What do dogs remember?
While owners often wonder if their dogs remember specific events, scientists are interested in whether or not dogs form memories. The research on this topic is minimal; however, it is generally accepted that dogs can learn and without memory, learning is seemingly impossible.
The commonly accepted scientific theory is that dogs remember what they need to in order to survive. This would explain why a former foster dog who has not been in a particular home for five years might remember where his kibble was served and go there looking for some once returned home.
Fear is also a kind of memory essential to survival.
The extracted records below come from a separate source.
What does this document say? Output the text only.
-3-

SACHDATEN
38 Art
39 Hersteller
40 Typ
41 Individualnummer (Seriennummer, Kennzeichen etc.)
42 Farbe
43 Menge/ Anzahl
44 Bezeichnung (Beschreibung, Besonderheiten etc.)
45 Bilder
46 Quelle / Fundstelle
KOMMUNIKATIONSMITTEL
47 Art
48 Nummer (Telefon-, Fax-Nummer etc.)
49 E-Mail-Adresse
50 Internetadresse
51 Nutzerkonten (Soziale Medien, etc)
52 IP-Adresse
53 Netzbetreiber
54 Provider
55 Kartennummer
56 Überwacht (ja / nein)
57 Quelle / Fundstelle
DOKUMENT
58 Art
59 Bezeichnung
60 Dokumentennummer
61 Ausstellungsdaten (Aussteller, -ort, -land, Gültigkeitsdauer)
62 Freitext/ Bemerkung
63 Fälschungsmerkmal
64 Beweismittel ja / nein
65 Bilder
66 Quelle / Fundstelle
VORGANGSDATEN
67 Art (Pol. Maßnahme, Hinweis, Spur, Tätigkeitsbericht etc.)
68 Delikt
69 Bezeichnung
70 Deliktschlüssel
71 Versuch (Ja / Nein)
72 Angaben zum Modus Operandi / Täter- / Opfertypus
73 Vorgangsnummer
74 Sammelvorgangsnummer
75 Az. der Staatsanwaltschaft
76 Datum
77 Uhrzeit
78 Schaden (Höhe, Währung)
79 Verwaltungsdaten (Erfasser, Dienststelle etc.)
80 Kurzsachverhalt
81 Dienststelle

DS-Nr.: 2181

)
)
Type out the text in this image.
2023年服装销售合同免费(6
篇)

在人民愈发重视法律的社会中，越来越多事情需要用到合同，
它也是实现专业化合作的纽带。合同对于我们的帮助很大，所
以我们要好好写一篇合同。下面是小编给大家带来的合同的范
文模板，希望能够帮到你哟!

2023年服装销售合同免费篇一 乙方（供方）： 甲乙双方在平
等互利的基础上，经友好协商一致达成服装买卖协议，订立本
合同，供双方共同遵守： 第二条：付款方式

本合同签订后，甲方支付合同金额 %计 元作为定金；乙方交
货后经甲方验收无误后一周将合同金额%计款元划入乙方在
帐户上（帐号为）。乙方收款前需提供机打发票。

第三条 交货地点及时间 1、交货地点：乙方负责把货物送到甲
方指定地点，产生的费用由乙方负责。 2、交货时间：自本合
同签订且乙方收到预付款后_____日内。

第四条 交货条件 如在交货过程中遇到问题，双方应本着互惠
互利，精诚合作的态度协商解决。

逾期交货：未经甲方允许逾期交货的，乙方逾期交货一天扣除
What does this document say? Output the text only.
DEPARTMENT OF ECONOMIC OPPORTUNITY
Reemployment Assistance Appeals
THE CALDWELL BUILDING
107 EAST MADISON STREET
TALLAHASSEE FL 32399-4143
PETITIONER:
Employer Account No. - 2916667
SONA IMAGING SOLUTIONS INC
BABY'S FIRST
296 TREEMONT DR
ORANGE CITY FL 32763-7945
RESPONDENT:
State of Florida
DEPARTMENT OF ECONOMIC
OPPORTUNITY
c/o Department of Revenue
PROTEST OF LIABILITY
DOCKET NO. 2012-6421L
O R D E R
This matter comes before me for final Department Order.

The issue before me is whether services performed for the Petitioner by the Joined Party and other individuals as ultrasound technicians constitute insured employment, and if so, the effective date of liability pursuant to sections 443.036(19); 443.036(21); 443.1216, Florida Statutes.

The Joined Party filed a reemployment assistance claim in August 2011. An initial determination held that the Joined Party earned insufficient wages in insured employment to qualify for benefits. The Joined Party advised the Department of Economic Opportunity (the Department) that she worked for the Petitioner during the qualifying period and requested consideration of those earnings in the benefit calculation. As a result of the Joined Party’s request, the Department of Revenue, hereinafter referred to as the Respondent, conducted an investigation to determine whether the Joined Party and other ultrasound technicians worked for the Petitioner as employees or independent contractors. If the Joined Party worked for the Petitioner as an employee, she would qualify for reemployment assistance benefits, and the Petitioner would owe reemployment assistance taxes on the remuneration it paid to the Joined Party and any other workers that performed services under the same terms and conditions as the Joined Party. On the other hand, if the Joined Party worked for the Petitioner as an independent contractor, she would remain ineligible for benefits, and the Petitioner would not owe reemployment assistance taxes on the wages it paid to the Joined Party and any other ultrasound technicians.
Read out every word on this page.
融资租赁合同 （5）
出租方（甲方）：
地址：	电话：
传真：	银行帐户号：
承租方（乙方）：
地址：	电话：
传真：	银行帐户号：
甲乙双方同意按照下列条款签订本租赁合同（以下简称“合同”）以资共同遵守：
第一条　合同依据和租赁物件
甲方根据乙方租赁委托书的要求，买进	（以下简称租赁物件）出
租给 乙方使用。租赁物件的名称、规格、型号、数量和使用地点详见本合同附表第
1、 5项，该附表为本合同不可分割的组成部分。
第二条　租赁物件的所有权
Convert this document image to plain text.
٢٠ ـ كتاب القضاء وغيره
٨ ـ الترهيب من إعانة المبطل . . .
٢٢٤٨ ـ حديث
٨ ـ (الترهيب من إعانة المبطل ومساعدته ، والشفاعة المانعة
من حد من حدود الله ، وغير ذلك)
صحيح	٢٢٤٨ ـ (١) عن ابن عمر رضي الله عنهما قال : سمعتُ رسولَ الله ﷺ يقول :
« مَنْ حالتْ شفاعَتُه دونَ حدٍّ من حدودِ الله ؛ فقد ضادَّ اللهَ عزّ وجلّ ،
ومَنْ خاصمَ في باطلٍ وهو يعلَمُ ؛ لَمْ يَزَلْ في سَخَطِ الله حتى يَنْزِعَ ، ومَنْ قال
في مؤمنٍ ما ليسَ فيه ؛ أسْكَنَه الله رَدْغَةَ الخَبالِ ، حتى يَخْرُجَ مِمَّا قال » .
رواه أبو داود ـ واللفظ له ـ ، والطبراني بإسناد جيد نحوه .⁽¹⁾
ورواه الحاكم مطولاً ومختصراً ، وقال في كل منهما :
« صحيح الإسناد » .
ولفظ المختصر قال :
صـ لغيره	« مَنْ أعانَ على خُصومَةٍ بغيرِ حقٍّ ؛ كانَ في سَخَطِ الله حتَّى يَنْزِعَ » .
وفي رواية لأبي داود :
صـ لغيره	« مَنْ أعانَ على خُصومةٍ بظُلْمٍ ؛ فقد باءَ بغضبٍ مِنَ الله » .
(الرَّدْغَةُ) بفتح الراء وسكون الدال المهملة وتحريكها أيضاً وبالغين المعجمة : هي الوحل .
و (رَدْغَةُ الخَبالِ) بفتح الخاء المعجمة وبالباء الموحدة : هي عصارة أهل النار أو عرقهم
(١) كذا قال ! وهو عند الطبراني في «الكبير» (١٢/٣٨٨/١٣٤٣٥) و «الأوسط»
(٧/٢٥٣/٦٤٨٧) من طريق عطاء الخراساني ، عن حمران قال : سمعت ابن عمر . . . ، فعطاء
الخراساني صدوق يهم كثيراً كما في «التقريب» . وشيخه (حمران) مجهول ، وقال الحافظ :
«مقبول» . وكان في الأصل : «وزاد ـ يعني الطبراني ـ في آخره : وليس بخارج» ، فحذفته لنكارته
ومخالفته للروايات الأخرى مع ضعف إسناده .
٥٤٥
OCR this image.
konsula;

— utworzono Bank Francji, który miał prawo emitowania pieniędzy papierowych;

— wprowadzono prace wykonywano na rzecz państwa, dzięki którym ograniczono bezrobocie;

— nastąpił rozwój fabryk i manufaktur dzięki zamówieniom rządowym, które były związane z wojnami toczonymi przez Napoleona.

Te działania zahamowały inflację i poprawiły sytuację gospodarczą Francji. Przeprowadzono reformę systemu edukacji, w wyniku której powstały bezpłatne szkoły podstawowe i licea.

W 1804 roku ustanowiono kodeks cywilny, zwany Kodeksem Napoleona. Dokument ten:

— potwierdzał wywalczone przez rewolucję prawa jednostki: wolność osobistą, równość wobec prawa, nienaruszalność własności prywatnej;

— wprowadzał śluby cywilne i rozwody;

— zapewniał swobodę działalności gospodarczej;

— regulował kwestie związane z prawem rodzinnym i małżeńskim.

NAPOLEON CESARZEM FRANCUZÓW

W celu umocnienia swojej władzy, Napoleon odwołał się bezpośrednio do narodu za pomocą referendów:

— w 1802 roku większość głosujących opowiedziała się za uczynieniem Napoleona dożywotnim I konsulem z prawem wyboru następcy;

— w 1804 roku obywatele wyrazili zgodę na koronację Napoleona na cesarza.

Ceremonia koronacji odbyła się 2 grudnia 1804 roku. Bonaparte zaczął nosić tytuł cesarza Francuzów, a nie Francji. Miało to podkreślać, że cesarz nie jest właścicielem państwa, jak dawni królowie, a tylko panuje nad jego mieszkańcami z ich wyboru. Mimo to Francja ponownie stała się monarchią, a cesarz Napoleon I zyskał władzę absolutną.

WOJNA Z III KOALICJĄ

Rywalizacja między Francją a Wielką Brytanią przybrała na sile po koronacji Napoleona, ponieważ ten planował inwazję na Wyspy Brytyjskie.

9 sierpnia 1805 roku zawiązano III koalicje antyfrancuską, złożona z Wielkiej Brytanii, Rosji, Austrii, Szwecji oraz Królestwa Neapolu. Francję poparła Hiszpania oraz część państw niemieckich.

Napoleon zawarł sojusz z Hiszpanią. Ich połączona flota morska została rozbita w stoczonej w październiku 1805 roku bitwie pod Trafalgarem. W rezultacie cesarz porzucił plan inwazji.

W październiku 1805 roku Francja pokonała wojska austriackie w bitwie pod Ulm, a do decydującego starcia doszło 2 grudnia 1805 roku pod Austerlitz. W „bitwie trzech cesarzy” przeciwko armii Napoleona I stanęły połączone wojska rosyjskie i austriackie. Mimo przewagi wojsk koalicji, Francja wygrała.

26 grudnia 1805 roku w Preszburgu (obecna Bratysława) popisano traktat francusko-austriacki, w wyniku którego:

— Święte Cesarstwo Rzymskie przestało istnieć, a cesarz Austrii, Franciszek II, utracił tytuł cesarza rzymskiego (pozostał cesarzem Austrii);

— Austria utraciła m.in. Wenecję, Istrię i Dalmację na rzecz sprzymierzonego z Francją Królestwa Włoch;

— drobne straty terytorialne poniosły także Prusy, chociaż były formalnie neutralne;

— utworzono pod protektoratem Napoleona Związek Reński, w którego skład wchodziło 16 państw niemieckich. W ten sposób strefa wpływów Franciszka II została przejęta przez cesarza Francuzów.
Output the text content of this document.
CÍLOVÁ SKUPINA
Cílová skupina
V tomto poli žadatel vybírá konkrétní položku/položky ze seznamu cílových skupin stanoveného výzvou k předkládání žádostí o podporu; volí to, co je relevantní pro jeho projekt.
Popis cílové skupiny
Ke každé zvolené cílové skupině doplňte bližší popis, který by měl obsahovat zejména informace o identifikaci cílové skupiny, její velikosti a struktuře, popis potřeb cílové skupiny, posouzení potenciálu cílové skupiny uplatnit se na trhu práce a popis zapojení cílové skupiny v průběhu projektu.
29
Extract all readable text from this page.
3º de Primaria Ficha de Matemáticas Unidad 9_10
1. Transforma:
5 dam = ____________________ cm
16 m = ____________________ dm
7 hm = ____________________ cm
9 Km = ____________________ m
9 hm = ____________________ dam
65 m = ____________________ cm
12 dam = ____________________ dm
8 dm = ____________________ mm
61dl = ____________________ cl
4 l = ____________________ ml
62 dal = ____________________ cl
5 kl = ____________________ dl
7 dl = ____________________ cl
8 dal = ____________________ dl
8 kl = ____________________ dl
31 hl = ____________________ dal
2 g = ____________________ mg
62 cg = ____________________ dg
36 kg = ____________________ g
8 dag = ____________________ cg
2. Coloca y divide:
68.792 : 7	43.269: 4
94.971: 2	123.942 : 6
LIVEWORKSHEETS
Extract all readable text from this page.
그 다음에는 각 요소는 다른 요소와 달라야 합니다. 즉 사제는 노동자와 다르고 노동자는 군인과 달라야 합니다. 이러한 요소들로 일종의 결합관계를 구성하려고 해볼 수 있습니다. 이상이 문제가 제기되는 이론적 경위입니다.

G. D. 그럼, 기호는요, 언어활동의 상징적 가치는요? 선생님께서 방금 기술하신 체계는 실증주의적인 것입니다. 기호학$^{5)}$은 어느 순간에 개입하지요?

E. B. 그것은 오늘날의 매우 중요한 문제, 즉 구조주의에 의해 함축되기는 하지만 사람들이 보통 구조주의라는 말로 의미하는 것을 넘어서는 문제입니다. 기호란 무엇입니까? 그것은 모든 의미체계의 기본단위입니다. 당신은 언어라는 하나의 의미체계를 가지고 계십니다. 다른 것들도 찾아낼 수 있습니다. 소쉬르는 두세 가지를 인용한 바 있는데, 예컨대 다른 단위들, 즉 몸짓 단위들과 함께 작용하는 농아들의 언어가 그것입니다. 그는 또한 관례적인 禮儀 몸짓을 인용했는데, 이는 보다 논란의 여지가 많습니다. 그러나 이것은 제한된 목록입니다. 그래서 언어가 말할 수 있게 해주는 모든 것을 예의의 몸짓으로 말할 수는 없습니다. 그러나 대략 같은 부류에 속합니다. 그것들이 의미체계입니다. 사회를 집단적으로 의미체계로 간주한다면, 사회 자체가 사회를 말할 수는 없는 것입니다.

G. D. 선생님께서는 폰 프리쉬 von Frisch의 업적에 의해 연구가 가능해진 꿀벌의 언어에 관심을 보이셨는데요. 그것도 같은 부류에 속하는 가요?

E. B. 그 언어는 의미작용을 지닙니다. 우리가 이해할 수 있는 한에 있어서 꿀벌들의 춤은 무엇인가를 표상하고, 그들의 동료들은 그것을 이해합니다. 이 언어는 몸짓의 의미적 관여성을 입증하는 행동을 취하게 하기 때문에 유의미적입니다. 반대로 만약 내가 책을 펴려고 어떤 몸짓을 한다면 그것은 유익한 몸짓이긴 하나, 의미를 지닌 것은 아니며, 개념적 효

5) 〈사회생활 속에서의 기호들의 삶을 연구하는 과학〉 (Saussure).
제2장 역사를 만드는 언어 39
Knowing what proved dangerous or unpleasant in the past helps a dog avoid a similar encounter in the future. If a dog was cold in the rain, he won’t want to take a walk in that type of weather and may wait until the rain passes to go outside. If the family cat scratches a dog, he may learn, or remember, in order to avoid the cat in the future.
Another type of survival memory is recognizing who our friends are, whom we are safe with, and whom we may trust. In a dog’s case, knowing who fed, played, petted, and provided for him counts for a lot in the future. When a dog sees a friend, he tends to remember the associated comfort that’s connected to that person or animal. A dog’s memory extends beyond remembering to missing a person he is connected with. This is referred to as separation anxiety, and may occur when the dog is left home alone without his owner for a long period of time.